State: Employers added 2,800 robust jobs in August
Employers in Connecticut added 2,800 jobs in August while economists revised an initial small drop in employment in July to a strong gain, giving a boost to the state’s slow-growth labor force.
The unemployment rate of 3.6% was unchanged, lower than the U.S. rate of 3.7%.
Over the year, employment in Connecticut increased by 7,600, or less than half a percent. Six of the 10 major industry sectors gained employment in August and three declined. Financial activities remained unchanged.
Leisure and hospitality gained the most jobs, adding 1,400. Manufacturing jobs declined by 200, the second consecutive monthly loss in a sector that’s been a bright spot for Connecticut, home to three major Pentagon contractors and hundreds of suppliers.

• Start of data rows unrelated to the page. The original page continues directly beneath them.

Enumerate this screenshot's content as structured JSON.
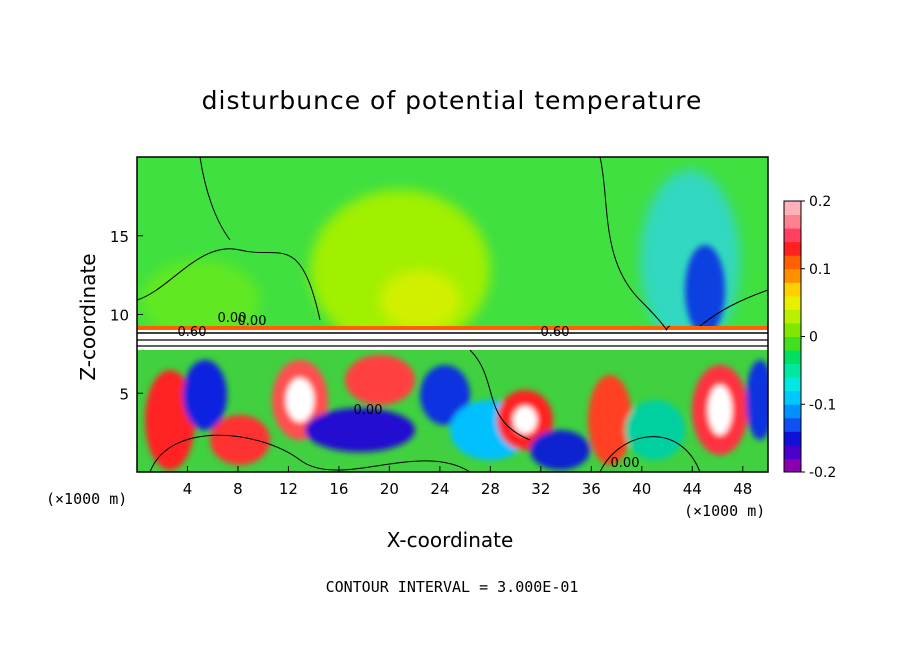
{
  "chart_data": {
    "type": "heatmap",
    "title": "disturbunce of potential temperature",
    "xlabel": "X-coordinate",
    "ylabel": "Z-coordinate",
    "x_unit": "(×1000 m)",
    "x_ticks": [
      "4",
      "8",
      "12",
      "16",
      "20",
      "24",
      "28",
      "32",
      "36",
      "40",
      "44",
      "48"
    ],
    "y_ticks": [
      "5",
      "10",
      "15"
    ],
    "xlim": [
      0,
      50
    ],
    "ylim": [
      0,
      20
    ],
    "colorbar": {
      "min": -0.2,
      "max": 0.2,
      "tick_labels": [
        "0.2",
        "0.1",
        "0",
        "-0.1",
        "-0.2"
      ],
      "colors": [
        "#8a00b0",
        "#4a00c8",
        "#1010d8",
        "#1050f0",
        "#0090ff",
        "#00c8ff",
        "#00e8e0",
        "#00e8a0",
        "#00e060",
        "#40e020",
        "#80e800",
        "#b8f000",
        "#e8f000",
        "#ffd000",
        "#ff9000",
        "#ff6000",
        "#ff2020",
        "#ff4060",
        "#ff8090",
        "#ffb0b8"
      ]
    },
    "contour_labels": [
      "0.60",
      "0.60",
      "0.00",
      "0.00",
      "0.00",
      "0.00"
    ],
    "footer": "CONTOUR INTERVAL = 3.000E-01"
  }
}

Connecticut has recovered 83.5% of the 120,300 seasonally adjusted jobs lost in the Great Recession. The U.S. and most states have gained all lost jobs and added more.
The state’s private sector has recovered fully, at 103.4% of the jobs lost, but little hiring in government at the state and local levels has pulled down the average.

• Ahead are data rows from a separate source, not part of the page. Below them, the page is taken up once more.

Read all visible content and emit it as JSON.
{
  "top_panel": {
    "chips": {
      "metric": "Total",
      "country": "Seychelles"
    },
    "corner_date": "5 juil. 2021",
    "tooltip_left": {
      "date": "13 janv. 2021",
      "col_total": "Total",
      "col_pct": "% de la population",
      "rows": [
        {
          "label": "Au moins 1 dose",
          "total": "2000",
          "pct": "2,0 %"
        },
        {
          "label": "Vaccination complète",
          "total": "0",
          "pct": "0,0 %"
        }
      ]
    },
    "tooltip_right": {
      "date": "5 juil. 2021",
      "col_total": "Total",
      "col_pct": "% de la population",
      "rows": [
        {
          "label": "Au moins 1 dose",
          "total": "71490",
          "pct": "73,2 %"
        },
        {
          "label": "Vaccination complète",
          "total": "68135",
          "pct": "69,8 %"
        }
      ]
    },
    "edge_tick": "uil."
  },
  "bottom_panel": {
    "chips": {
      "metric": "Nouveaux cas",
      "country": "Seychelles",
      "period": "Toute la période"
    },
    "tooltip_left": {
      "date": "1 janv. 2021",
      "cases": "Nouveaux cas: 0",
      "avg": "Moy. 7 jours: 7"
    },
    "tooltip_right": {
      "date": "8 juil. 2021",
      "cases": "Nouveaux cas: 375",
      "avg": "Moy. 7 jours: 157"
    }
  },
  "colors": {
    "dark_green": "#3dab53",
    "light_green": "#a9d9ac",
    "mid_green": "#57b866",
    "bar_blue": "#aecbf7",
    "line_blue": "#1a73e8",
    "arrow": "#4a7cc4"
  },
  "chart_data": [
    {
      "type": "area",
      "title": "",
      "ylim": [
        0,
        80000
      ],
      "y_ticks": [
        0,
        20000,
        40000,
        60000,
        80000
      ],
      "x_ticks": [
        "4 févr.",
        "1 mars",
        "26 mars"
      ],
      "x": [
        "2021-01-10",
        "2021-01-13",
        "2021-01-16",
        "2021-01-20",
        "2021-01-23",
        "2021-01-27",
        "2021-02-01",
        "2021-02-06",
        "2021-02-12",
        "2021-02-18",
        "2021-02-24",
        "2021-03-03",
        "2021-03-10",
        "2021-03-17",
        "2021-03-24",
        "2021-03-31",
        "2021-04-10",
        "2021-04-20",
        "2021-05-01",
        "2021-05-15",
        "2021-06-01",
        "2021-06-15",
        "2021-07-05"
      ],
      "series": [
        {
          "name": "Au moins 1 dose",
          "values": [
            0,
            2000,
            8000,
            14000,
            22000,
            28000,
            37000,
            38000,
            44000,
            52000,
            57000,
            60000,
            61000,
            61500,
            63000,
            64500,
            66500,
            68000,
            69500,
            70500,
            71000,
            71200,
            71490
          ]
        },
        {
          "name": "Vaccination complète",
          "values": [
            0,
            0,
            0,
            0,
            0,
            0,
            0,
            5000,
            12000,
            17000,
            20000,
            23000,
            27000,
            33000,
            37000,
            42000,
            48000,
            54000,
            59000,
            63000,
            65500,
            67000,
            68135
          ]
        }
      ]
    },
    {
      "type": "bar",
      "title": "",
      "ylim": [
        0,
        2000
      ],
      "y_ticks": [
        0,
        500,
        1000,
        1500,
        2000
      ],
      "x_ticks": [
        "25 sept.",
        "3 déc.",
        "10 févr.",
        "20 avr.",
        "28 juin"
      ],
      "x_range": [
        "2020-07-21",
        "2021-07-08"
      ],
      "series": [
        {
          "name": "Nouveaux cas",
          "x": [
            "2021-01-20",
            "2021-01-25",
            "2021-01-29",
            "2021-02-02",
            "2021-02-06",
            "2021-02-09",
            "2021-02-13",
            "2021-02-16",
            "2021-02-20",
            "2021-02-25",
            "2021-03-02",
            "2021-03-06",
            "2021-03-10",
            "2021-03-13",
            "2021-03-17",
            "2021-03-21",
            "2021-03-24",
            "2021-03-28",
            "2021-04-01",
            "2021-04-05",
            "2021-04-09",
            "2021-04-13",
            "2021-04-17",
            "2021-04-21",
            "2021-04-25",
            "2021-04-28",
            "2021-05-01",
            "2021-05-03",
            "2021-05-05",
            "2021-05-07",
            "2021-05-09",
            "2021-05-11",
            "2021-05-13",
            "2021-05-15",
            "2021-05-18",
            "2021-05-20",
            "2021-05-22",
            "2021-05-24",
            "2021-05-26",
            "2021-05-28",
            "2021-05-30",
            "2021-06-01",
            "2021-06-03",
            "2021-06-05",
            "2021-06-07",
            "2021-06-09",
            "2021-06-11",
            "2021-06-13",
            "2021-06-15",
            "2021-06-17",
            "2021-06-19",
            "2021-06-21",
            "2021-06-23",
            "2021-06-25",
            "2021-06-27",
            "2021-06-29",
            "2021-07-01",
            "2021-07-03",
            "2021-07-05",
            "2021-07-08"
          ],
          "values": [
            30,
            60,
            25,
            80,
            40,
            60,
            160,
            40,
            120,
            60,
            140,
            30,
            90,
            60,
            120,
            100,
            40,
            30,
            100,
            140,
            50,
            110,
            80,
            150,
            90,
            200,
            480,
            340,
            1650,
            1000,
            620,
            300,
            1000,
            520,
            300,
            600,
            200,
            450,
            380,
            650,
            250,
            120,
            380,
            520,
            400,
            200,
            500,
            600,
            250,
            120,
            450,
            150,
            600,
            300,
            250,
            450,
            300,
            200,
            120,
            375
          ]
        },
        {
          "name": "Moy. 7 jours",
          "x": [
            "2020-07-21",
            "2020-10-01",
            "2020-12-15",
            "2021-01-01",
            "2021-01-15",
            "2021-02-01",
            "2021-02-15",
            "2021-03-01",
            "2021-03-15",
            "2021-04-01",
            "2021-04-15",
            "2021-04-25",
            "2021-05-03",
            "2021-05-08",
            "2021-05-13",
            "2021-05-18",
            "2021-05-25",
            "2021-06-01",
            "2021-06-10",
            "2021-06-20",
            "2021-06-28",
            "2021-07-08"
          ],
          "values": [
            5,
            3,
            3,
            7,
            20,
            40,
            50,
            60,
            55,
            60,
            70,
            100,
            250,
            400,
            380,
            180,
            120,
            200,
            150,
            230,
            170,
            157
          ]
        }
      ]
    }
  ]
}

Employment grew in four of the six labor market areas and employment declines were posted in only the Waterbury labor market area.

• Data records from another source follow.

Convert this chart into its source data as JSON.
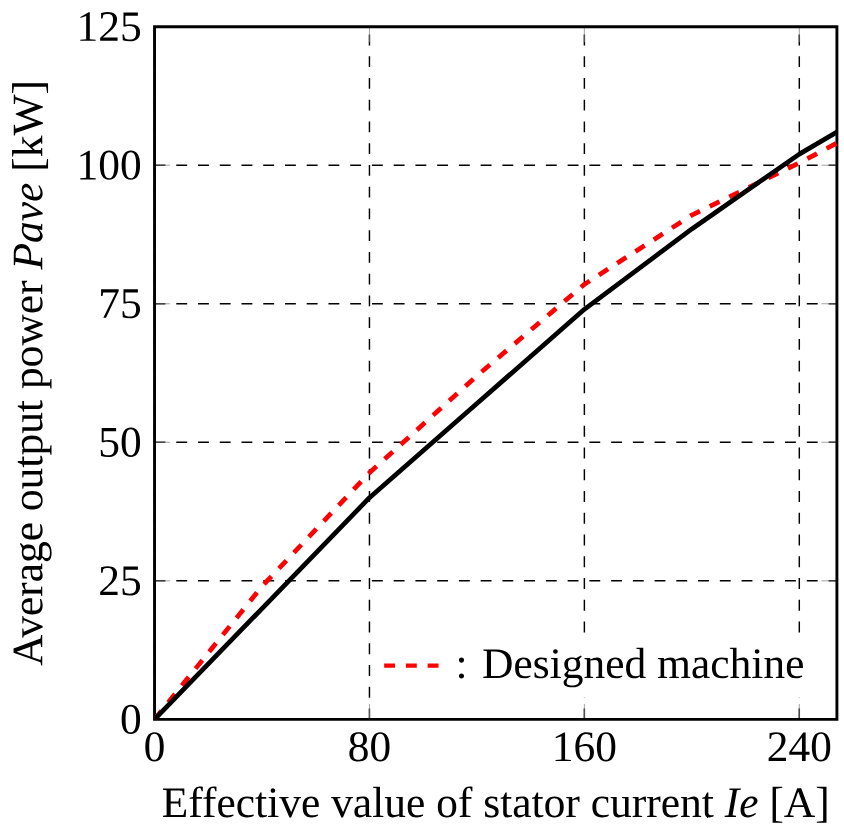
{
  "chart_data": {
    "type": "line",
    "xlabel": "Effective value of stator current *Ie* [A]",
    "ylabel": "Average output power *Pave* [kW]",
    "xlim": [
      0,
      254
    ],
    "ylim": [
      0,
      125
    ],
    "xticks": [
      0,
      80,
      160,
      240
    ],
    "yticks": [
      0,
      25,
      50,
      75,
      100,
      125
    ],
    "grid": true,
    "legend": "bottom right",
    "series": [
      {
        "name": ": Designed machine",
        "color": "#ff0000",
        "line_style": "dashed",
        "x": [
          0,
          40,
          80,
          120,
          160,
          200,
          240,
          254
        ],
        "values": [
          0,
          24,
          44.5,
          62,
          78.5,
          91,
          100.4,
          104
        ]
      },
      {
        "color": "#000000",
        "line_style": "solid",
        "x": [
          0,
          40,
          80,
          120,
          160,
          200,
          240,
          254
        ],
        "values": [
          0,
          20,
          40,
          57,
          74,
          88.5,
          102,
          106
        ]
      }
    ]
  }
}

Peter Gioia, economic adviser to the Connecticut Business & Industry Association, said the the August jobs report was a “welcome change.”
“If this pace of job recovery continues, we will get to full recovery by early 2020,” he said.
Economist Don KlepperSmith said the August job numbers “were clearly better than expected and were a pleasant upside surprise.”
“Still, when viewing the August data in context, the aggregate jobs data remains rather lackluster,” he said.
The long-term average annual growth rate of 1.1% over the last 50 years won’t be reached this year “and we can expect roughly half of that growth rate for 2019 after revisions are accounted for,” he said.
Connecticut is “slowly losing economic vitality, losing ground to key competing states in the process and will be challenged to reach its prior March 2008 employment peak of 1,717,100 jobs anytime soon,” KlepperSmith said.
Connecticut posted an increase of 7,600 jobs, or an increase of 0.4%, since August 2018. Gioia said that for this year, New Hampshire led New England with a 1.6% gain, followed by Rhode Island at 1.3%, Maine at 0.9%, Massachusetts at 0.8% and Maine at 0.8%.
The U.S. has added jobs at a 0.8% rate through the first eight months of the year, he said.